Um dos primeiros a darem corda para esse tipo de especulação estéril na nova equipe foi o titular da Casa Civil de Lula 3, Rui Costa, em entrevista ao “Roda viva” nesta semana. Depois de orgulhosamente desviar de todas as tentativas de jornalistas de colocá-lo como opositor de colegas de ministério ou candidato a receber a faixa de Lula, ele achou por bem dizer que nada impede que seja o próprio presidente o cabeça de chapa em 2026, a despeito de tudo que ele próprio tem garantido desde que se lançou candidato.

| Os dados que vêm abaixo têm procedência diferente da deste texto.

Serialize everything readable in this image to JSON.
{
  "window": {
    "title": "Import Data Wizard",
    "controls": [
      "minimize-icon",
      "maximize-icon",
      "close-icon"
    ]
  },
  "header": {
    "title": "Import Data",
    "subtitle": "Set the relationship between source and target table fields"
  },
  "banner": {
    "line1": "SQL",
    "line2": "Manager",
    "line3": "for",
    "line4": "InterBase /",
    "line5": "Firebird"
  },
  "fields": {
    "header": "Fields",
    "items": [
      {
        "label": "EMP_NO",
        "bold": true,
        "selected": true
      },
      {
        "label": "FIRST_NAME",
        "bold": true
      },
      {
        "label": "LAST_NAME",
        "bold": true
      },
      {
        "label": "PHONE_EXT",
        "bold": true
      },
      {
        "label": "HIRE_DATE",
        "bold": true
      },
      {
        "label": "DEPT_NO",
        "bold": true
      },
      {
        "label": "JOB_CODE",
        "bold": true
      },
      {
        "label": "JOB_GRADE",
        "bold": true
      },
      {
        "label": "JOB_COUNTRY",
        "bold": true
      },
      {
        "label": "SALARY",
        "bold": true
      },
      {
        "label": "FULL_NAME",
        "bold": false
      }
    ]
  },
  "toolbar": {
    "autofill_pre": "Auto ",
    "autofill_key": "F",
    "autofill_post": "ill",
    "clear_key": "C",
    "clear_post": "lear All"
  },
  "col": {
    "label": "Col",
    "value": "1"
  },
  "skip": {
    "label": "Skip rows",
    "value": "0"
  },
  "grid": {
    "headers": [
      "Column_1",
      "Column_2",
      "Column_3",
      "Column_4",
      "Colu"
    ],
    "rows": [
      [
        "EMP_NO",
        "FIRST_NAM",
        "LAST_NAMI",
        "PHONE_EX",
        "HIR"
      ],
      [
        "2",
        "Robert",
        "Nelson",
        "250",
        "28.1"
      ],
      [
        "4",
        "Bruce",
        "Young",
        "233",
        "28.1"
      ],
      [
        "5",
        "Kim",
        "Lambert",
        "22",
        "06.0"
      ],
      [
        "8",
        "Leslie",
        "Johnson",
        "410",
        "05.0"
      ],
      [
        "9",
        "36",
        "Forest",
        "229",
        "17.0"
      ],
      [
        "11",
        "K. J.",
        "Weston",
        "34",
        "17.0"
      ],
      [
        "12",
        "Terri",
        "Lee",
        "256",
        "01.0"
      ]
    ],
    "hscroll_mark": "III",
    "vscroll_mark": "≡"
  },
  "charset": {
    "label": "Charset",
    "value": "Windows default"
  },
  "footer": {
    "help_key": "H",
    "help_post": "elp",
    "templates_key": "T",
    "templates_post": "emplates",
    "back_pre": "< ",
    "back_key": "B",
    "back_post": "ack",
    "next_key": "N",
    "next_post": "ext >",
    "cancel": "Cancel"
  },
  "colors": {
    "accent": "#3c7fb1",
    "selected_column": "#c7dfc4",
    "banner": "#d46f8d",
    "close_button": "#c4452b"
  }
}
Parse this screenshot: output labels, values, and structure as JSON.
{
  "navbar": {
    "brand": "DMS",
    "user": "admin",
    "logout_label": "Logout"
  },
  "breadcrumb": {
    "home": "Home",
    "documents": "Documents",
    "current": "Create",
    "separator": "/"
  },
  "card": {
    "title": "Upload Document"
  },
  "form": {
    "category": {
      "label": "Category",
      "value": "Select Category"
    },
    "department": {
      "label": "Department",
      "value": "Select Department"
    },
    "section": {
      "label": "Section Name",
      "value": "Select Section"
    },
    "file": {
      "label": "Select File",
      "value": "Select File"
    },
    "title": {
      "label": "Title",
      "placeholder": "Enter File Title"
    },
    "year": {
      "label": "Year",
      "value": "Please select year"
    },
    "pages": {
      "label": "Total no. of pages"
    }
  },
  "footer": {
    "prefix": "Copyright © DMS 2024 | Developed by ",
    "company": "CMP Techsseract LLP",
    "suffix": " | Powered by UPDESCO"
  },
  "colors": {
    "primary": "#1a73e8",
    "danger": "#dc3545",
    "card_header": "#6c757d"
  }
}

Se a ideia era acalmar a disputa entre os ministros, o resultado foi o oposto: catapultar o presidente de volta ao palanque, com Jair Bolsonaro, que nunca desceu, do outro lado.

Lula tem vários defeitos, mas não custa lembrar que, em 2014, ele resistiu aos insistentes apelos do “volta, Lula”. Antes ainda, em 2010, desviou da casca de banana dos que propugnavam que ele tentasse um terceiro mandato. Em suma: nem tentou ser um autocrata com ares de democrata, nem puxou o tapete de Dilma Rousseff, sua criatura, mesmo quando petistas queriam vê-la pelas costas.

Tentar adivinhar em janeiro de 2023 quem será competitivo em 2026 é burrice política e falta de acuidade jornalística. Instados a opinar demais — além de nos espaços de trabalho, também nas redes sociais —, nós, jornalistas, não podemos repetir essa esparrela depois de termos apostado que Jair Bolsonaro encontraria um teto e ficaria pelo caminho em 2018. Sabemos qual foi o desfecho.

É importante escrutinar o novíssimo governo com as lentes de hoje (e do que ele resgata de ontem), sob pena de turvar a análise com a tentativa de adivinhar o grid eleitoral de 2026.

Bolsonaro estará elegível? Se estiver e for competitivo como hoje, haverá algum candidato que não seja Lula capaz de enfrentá-lo com alguma chance? Todas essas e mais muitas são questões de longo prazo a que só o dia a dia do governo que entra poderá responder.

Se repetir escândalos e desastre econômico, Lula não só se inviabilizará, como queimará qualquer um dos aliados de hoje listados como candidatos daqui a três anos e alguns meses. Cabe a ele, portanto, construir o caminho da própria sucessão. E a nós e a seus assessores, o bom senso de não enveredar pela predição supersticiosa no lugar da análise de dados, fatos e evidências.